U.S. employment rates climb further, rising in every sector in October, according to the ADP and Moody’s Analytics National Employment Report.
The National Employment Report indicates that private sector employment increased 227,000 jobs from September to October.
The chart below demonstrates the rate of increase since 2013:
(Click to enlarge)
Moody’s Analytics Chief Economist Mark Zandi said the job market bounced back strongly in September, despite being hit by back-to-back hurricanes.
“Testimonial to the robust employment picture is the broad-based gains in jobs across industries,” Zandi said. “The only blemish is the struggles small businesses are having filling open job positions.”
The report revealed that construction jobs rose once again, and overall the goods-producing sector is predicted to increase by 38,000 jobs.

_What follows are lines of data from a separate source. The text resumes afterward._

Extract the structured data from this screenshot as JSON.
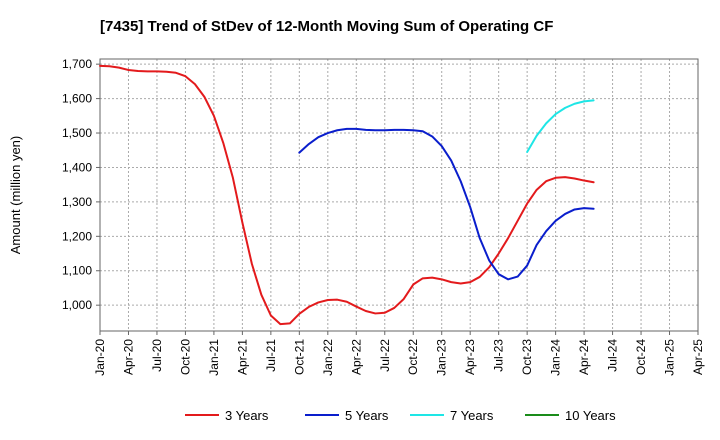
{
  "chart_data": {
    "type": "line",
    "title": "[7435]  Trend of StDev of 12-Month Moving Sum of Operating CF",
    "ylabel": "Amount (million yen)",
    "xlabel": "",
    "ylim": [
      925,
      1715
    ],
    "yticks": [
      1000,
      1100,
      1200,
      1300,
      1400,
      1500,
      1600,
      1700
    ],
    "ytick_labels": [
      "1,000",
      "1,100",
      "1,200",
      "1,300",
      "1,400",
      "1,500",
      "1,600",
      "1,700"
    ],
    "x_tick_labels": [
      "Jan-20",
      "Apr-20",
      "Jul-20",
      "Oct-20",
      "Jan-21",
      "Apr-21",
      "Jul-21",
      "Oct-21",
      "Jan-22",
      "Apr-22",
      "Jul-22",
      "Oct-22",
      "Jan-23",
      "Apr-23",
      "Jul-23",
      "Oct-23",
      "Jan-24",
      "Apr-24",
      "Jul-24",
      "Oct-24",
      "Jan-25",
      "Apr-25"
    ],
    "grid": true,
    "legend_position": "bottom",
    "series": [
      {
        "name": "3 Years",
        "color": "#e31a1c",
        "start": "Jan-20",
        "values": [
          1695,
          1694,
          1690,
          1683,
          1680,
          1679,
          1679,
          1678,
          1675,
          1665,
          1642,
          1605,
          1550,
          1470,
          1370,
          1240,
          1120,
          1030,
          970,
          945,
          947,
          975,
          995,
          1008,
          1015,
          1016,
          1010,
          996,
          983,
          976,
          978,
          992,
          1018,
          1060,
          1078,
          1080,
          1075,
          1067,
          1063,
          1067,
          1082,
          1110,
          1150,
          1195,
          1245,
          1295,
          1335,
          1360,
          1370,
          1372,
          1368,
          1362,
          1357
        ]
      },
      {
        "name": "5 Years",
        "color": "#0a1ecc",
        "start": "Oct-21",
        "values": [
          1443,
          1468,
          1488,
          1500,
          1508,
          1512,
          1512,
          1509,
          1508,
          1508,
          1509,
          1509,
          1508,
          1505,
          1490,
          1462,
          1420,
          1360,
          1285,
          1195,
          1130,
          1090,
          1075,
          1083,
          1115,
          1175,
          1215,
          1245,
          1265,
          1278,
          1282,
          1280
        ]
      },
      {
        "name": "7 Years",
        "color": "#1ee6e6",
        "start": "Oct-23",
        "values": [
          1445,
          1492,
          1528,
          1555,
          1573,
          1585,
          1592,
          1595
        ]
      },
      {
        "name": "10 Years",
        "color": "#1a8c1a",
        "start": "",
        "values": []
      }
    ]
  }
}
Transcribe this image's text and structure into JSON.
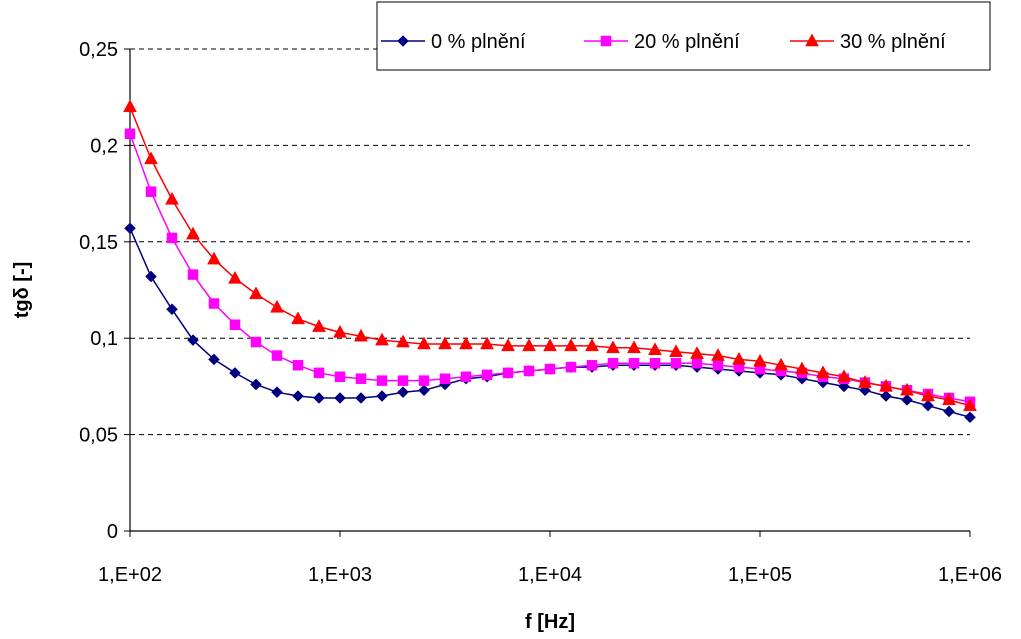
{
  "chart_data": {
    "type": "line",
    "title": "",
    "xlabel": "f [Hz]",
    "ylabel": "tgδ  [-]",
    "x_scale": "log",
    "xlim": [
      100,
      1000000
    ],
    "ylim": [
      0,
      0.25
    ],
    "x_ticks": [
      "1,E+02",
      "1,E+03",
      "1,E+04",
      "1,E+05",
      "1,E+06"
    ],
    "y_ticks": [
      "0",
      "0,05",
      "0,1",
      "0,15",
      "0,2",
      "0,25"
    ],
    "grid": "horizontal dashed",
    "legend_position": "top-right",
    "x": [
      100,
      125.9,
      158.5,
      199.5,
      251.2,
      316.2,
      398.1,
      501.2,
      631,
      794.3,
      1000,
      1259,
      1585,
      1995,
      2512,
      3162,
      3981,
      5012,
      6310,
      7943,
      10000,
      12589,
      15849,
      19953,
      25119,
      31623,
      39811,
      50119,
      63096,
      79433,
      100000,
      125893,
      158489,
      199526,
      251189,
      316228,
      398107,
      501187,
      630957,
      794328,
      1000000
    ],
    "series": [
      {
        "name": "0 % plnění",
        "color": "#000080",
        "marker": "diamond",
        "values": [
          0.157,
          0.132,
          0.115,
          0.099,
          0.089,
          0.082,
          0.076,
          0.072,
          0.07,
          0.069,
          0.069,
          0.069,
          0.07,
          0.072,
          0.073,
          0.076,
          0.079,
          0.08,
          0.082,
          0.083,
          0.084,
          0.085,
          0.085,
          0.086,
          0.086,
          0.086,
          0.086,
          0.085,
          0.084,
          0.083,
          0.082,
          0.081,
          0.079,
          0.077,
          0.075,
          0.073,
          0.07,
          0.068,
          0.065,
          0.062,
          0.059
        ]
      },
      {
        "name": "20 % plnění",
        "color": "#ff00ff",
        "marker": "square",
        "values": [
          0.206,
          0.176,
          0.152,
          0.133,
          0.118,
          0.107,
          0.098,
          0.091,
          0.086,
          0.082,
          0.08,
          0.079,
          0.078,
          0.078,
          0.078,
          0.079,
          0.08,
          0.081,
          0.082,
          0.083,
          0.084,
          0.085,
          0.086,
          0.087,
          0.087,
          0.087,
          0.087,
          0.087,
          0.086,
          0.085,
          0.084,
          0.083,
          0.082,
          0.08,
          0.079,
          0.077,
          0.075,
          0.073,
          0.071,
          0.069,
          0.067
        ]
      },
      {
        "name": "30 % plnění",
        "color": "#ff0000",
        "marker": "triangle",
        "values": [
          0.22,
          0.193,
          0.172,
          0.154,
          0.141,
          0.131,
          0.123,
          0.116,
          0.11,
          0.106,
          0.103,
          0.101,
          0.099,
          0.098,
          0.097,
          0.097,
          0.097,
          0.097,
          0.096,
          0.096,
          0.096,
          0.096,
          0.096,
          0.095,
          0.095,
          0.094,
          0.093,
          0.092,
          0.091,
          0.089,
          0.088,
          0.086,
          0.084,
          0.082,
          0.08,
          0.077,
          0.075,
          0.073,
          0.07,
          0.068,
          0.065
        ]
      }
    ]
  }
}
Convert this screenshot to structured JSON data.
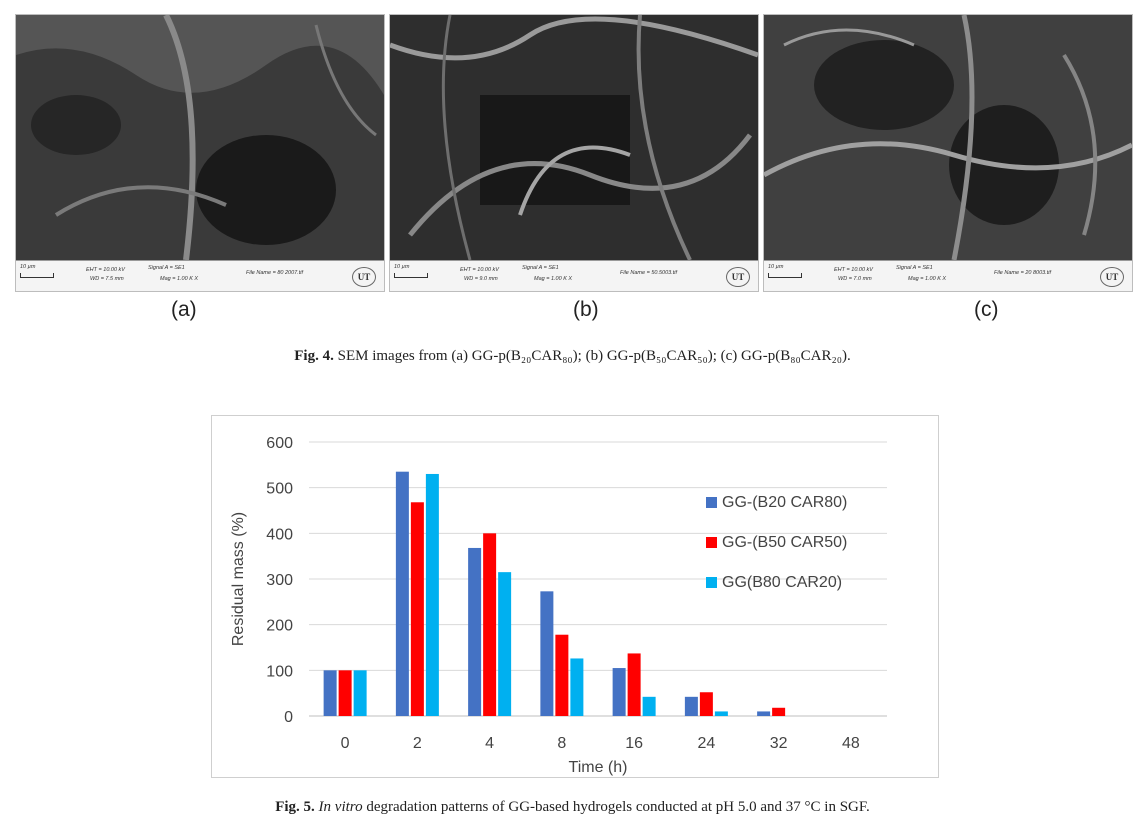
{
  "figure4": {
    "panels": [
      {
        "label": "(a)",
        "scale": "10 µm",
        "eht": "EHT = 10.00 kV",
        "wd": "WD = 7.5 mm",
        "signal": "Signal A = SE1",
        "mag": "Mag = 1.00 K X",
        "file": "File Name = 80 2007.tif"
      },
      {
        "label": "(b)",
        "scale": "10 µm",
        "eht": "EHT = 10.00 kV",
        "wd": "WD = 9.0 mm",
        "signal": "Signal A = SE1",
        "mag": "Mag = 1.00 K X",
        "file": "File Name = 50.5003.tif"
      },
      {
        "label": "(c)",
        "scale": "10 µm",
        "eht": "EHT = 10.00 kV",
        "wd": "WD = 7.0 mm",
        "signal": "Signal A = SE1",
        "mag": "Mag = 1.00 K X",
        "file": "File Name = 20 8003.tif"
      }
    ],
    "logo_text": "UT",
    "caption_label": "Fig. 4.",
    "caption_text": " SEM images from (a) GG-p(B₂₀CAR₈₀); (b) GG-p(B₅₀CAR₅₀); (c) GG-p(B₈₀CAR₂₀)."
  },
  "chart_data": {
    "type": "bar",
    "categories": [
      "0",
      "2",
      "4",
      "8",
      "16",
      "24",
      "32",
      "48"
    ],
    "series": [
      {
        "name": "GG-(B20 CAR80)",
        "color": "#4472c4",
        "values": [
          100,
          535,
          368,
          273,
          105,
          42,
          10,
          0
        ]
      },
      {
        "name": "GG-(B50 CAR50)",
        "color": "#ff0000",
        "values": [
          100,
          468,
          400,
          178,
          137,
          52,
          18,
          0
        ]
      },
      {
        "name": "GG(B80 CAR20)",
        "color": "#00b0f0",
        "values": [
          100,
          530,
          315,
          126,
          42,
          10,
          0,
          0
        ]
      }
    ],
    "xlabel": "Time (h)",
    "ylabel": "Residual mass  (%)",
    "ylim": [
      0,
      600
    ],
    "yticks": [
      0,
      100,
      200,
      300,
      400,
      500,
      600
    ],
    "grid": true,
    "legend": "right"
  },
  "figure5": {
    "caption_label": "Fig. 5.",
    "caption_italic": "In vitro",
    "caption_text": " degradation patterns of GG-based hydrogels conducted at pH 5.0 and 37 °C in SGF."
  }
}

Below is a breakdown of job segments that saw increases in employment between September and October:
Natural resources and mining: Increase 4,000
Construction: Increase 17,000
Manufacturing: Increase 17,000
The service-providing sector is predicted to increase by 189,000 jobs, including:
Trade, transportation and utilities: Increase 61,000
Information: Increase 4,000
Financial activities: Increase 4,000
Professional and business services: Increase 36,000
Education and health services: Increase 31,000
Leisure and hospitality: Increase 40,000
Other services: Increase 13,000
ADP Research Institute Vice President and Co-Head Ahu Yildirmaz said despite a significant shortage in skilled talent, the labor market continues to grow.
“We saw significant gains across all industries with trade and leisure and hospitality leading the way,” Yildirmaz said. “We continue to see larger employers benefit in this environment as they are more apt to provide the competitive wages and strong benefits employees desire.”
NOTE: This report is a monthly measure of the change in total U.S. nonfarm private employment derived from actual, anonymous payroll data of client companies served by the company. The data is collected and processed with statistical methodologies similar to those used by the U.S. Bureau of Labor Statistics.